Immunomodulatory therapy

New approaches are being explored in local immunomodulatory therapy, Dr. Nguyen said. Complement-based therapy in patients with active noninfectious intermediate, posterior, or panuveitis, is being investigated in an ongoing phase II clinical trial of intravitreal delivery of the complement inhibitor LFG316 (Novartis), a monoclonal antibody directed toward human C5.

Trials are in progress for intravitreal delivery of sirolimus (Santen), a novel immunoregulatory agent. This mTOR inhibitor is being assessed for management of patients with noninfectious uveitis of the posterior segment. In a 6-month, phase III study, patients were randomized to receive 44 µg, 440 µg, or 880 µg doses of intravitreal sirolimus at days 1, 60, and 120. The primary efficacy outcome was the percentage of subjects with vitreous haze equaling zero at month 5.

“For the primary endpoint, patients in the 440-µg group demonstrated statistically significant improvement (p = 0.25) over the 44-µg and 880-µg groups,” Dr. Nguyen said.

Results for a key secondary endpoint, the proportion of subjects with vitreous hemorrhage equaling zero or 0.5+ at month 5, were even more significant (p = 0.008). In the 440-µg group, 52.6% of subjects met this target compared to 43.1% in the 880-µg group and 35% in the 44-µg group.

The highest median gain in best-corrected visual acuity from baseline was 10.5 letters among patients in the 440-µg arm who had a baseline measurement <20/100 and displayed the most potential to improve, Dr. Nguyen added.

Based on study findings, it appears that intravitreal sirolimus 440 µg controls inflammation in target tissues in the posterior segment by inhibiting mTOR and can reduce inflammation while preserving vision.

“The benefit:risk profile seems to favor its potential use for the long-term treatment of noninfectious posterior segment uveitis,” Dr. Nguyen said.
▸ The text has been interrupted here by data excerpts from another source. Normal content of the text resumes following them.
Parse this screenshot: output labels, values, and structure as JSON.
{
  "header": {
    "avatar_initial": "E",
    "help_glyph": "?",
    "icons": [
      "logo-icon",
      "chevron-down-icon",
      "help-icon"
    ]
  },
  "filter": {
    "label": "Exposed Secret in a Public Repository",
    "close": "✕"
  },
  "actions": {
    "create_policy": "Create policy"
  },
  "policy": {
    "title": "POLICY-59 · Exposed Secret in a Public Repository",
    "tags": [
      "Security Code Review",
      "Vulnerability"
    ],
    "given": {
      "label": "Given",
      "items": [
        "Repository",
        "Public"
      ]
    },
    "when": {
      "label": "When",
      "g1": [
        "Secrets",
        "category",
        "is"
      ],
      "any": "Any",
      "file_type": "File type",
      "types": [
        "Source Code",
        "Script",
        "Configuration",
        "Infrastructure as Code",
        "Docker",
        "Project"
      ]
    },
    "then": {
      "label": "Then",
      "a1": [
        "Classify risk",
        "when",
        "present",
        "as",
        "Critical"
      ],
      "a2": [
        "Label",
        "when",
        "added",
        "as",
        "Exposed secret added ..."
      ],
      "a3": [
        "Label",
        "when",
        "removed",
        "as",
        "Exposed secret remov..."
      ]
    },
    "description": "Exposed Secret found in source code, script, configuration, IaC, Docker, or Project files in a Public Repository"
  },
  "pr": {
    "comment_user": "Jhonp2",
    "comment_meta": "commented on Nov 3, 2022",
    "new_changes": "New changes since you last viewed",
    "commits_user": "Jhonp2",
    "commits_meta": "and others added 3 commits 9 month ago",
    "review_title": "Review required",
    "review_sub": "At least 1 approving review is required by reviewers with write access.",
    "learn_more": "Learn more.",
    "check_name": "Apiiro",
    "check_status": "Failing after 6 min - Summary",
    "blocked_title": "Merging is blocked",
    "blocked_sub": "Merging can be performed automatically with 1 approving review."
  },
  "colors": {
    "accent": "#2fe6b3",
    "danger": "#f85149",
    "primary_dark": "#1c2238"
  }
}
Dr. Nguyen and colleagues in the Sirolimus study Assessing double-masKed Uveitis tReatment Study Group (SAKURA) published their findings in Ophthalmology in November 2016.

 

Quan Dong Nguyen, MD

P: 650-723-6995

E: ndquan@stanford.edu

This article was based on a presentation given by Dr. Nguyen during Uveitis Subspecialty Day at the 2016 American Academy of Ophthalmology meeting. Dr. Nguyen is a consultant/advisor to Santen Inc., Bausch + Lomb, Genentech, Regeneron Pharmaceuticals, Allergan, Bayer Healthcare Pharmaceuticals, and Oligasis. He has received grant support from Genentech, Regeneron Pharmaceuticals, pSivida, AbbVie, and XOMA.